Collocation: “no evidence that …” is the natural pair.
Mini rule: If you hear “no / some / much / little ___ that…”, expect a noun (evidence, proof, indication).
Word-form pairs to remember: evidence (n) vs. evident (adj); confidence vs. confident; intelligence vs. intelligent.
Q37 — destinations (you wrote “destination”)
Why: The script says “Little was known about the actual destinations of particular species and how they travelled there.” Also the note line reads “about the ___ and journeys”, which signals parallel plurals.
Mini rule: When a blank is coordinated with another plural (“X and journeys”), make both plural.
Q38 — oceans (you wrote “ocean”)
Why: The lecture uses the collocation “over vast oceans.” IELTS often tests the faint -s at word ends.
Mini rule: Quantifiers like vast, huge stretches of, and references to large areas often take the plural (oceans, mountains, forests). Listen for the final /z/ sound.
Q40 — atlas (you wrote “atlat”)
Why: Simple letter transposition under time pressure. The line was “In 1931, an atlas was published…”.

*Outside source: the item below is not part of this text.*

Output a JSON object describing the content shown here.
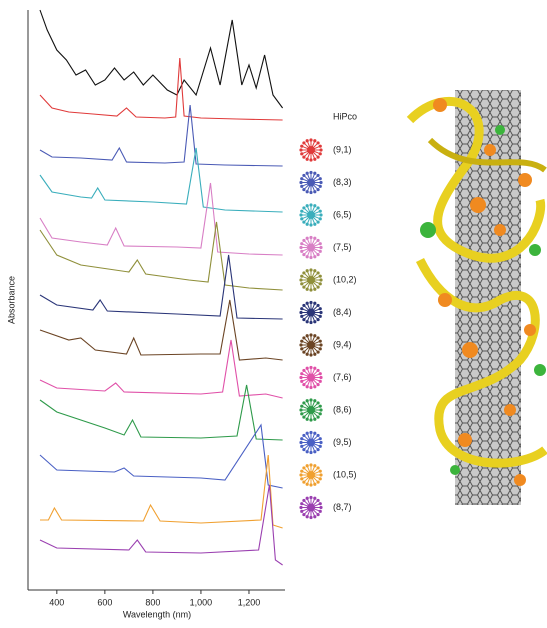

Mini rule: Use the article cue: “an atlas” → vowel sound → atlas. When you hear an article + noun, lock in the standard spelling you know.
3.2 Fast repair drills (15–30 seconds each)
Say these aloud, then write the missing word exactly:
There had been no that storks migrate to Africa. → evidence
Little was known about birds’ actual ____ and journeys. → destinations
Small birds weighing only a few grams could still fly over vast ____. → oceans
In 1931, an ____ of European bird migration was published. → atlas
3.3 Micro-skills to prevent these errors on test day
Grammar slot check (Word form):
- After no / little / much + __ + that…_ → noun.
Parallelism scan (Number):
- If the other half is plural (“X and journeys”), make your blank plural too.
End-sound focus (Plural -s):
- Train your ear for the soft /z/ at the end (oceans, destinations). Shadow-read transcripts to feel the endings.
Article cue for spelling:
- “a/an + noun” often signals a common, dictionary form you already know. Use the article to sanity-check spelling (an atlas).